Nuisance factor- factor that may have an effect on the response variable but of not an interest to the researcher
Unknown and uncontrollable- randomization balances out its impact across the experiment
Known and controllable- blocking or grouping of the experimental units using the nuisance factor as grouping variable
Known but uncontrollable- measure the value of this factor and include them in the analysis using Analysis of Covariance
An experiment designed to test the effects of three diets on yearling weight of animals, different initial weight or different age at the beginning of the experiment will influence the precision of the experiment. It is necessary to adjust yearling weights for differences in initial weight or initial age. This can be accomplished by defining initial weight or age as a covariate in the model. This will improve the precision of the experiment, since part of the unexplained variability is explained by the covariate and consequently the experimental error is reduced.
A study is designed to evaluate different methods of teaching reading to 8-year-old children. The response variable is final scores of the children after participating in the reading program. However, the children participating in the study will have different reading ability prior to entering the program. Also, there will be many factors outside the school that may have an influence on the reading score of a child, such as socioeconomic variables associated with the child’s family.
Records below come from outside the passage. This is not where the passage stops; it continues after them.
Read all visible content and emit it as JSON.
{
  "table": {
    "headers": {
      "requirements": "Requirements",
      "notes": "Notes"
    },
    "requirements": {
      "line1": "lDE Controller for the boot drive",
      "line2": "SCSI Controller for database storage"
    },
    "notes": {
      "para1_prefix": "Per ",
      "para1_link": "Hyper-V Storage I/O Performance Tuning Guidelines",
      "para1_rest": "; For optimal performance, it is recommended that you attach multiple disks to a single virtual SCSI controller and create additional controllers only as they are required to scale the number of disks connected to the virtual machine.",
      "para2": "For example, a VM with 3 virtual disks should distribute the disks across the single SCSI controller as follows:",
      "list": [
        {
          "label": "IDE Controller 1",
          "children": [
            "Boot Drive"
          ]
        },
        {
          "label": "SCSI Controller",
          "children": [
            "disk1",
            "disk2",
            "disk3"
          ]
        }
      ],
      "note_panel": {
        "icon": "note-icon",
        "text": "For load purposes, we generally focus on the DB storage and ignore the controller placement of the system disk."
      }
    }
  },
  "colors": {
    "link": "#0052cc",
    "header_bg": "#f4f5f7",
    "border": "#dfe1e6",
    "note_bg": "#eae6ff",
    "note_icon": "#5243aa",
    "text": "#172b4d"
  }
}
Method of adjusting the analysis for nuisance factors that cannot be controlled and that sometimes cannot be measured until the experiment is conducted
The method is applicable if the nuisance factors are related to the response variable but are themselves unaffected by the treatment factors
Combines ANOVA and regression analysis
Two main uses:
To reduce the error variance by eliminating the unit-to-unit variation attributable to fluctuations in the covariates
To eliminate any bias in treatment comparisons caused by the uneven covariates assigned to the various experimental units by adjusting the treatment means
Linear Model:
\[ Y_{ij} = \mu + \tau_i + \beta x_{ij} + \epsilon_{ij} \]
the terms \(\mu, \; \tau_i, \; \text{and}\; \epsilon_{ij}\) are as defined before
\(x_{ij}\) is the value of the covariate
\(\beta\) is the regression coefficient of X, defined as the expected unit change in \(Y\) for every unit increase in X
Alternatively, we can use the following model:
\[ Y_{ij} = \mu + \tau_i + \beta \left(x_{ij} - \overline{x}_{..} \right) + \epsilon_{ij} \]
The two models are equivalent for comparison of treatment effects
The slope parameter \(\beta\) has the same interpretation in both models
In the first model, \(\mu + \tau_i\) is the mean response when \(x_{ij} = 0\), whereas, in the alternative model, \(\mu + \tau_i\) is the mean response when \(x_{ij} = \overline{x}_{..}\)
The second model is usually preferred to reduce computational problems and is a little easier to work with in obtaining least squares estimates
For both models, \(\epsilon_{ij} \sim NID(0, \sigma^2)\)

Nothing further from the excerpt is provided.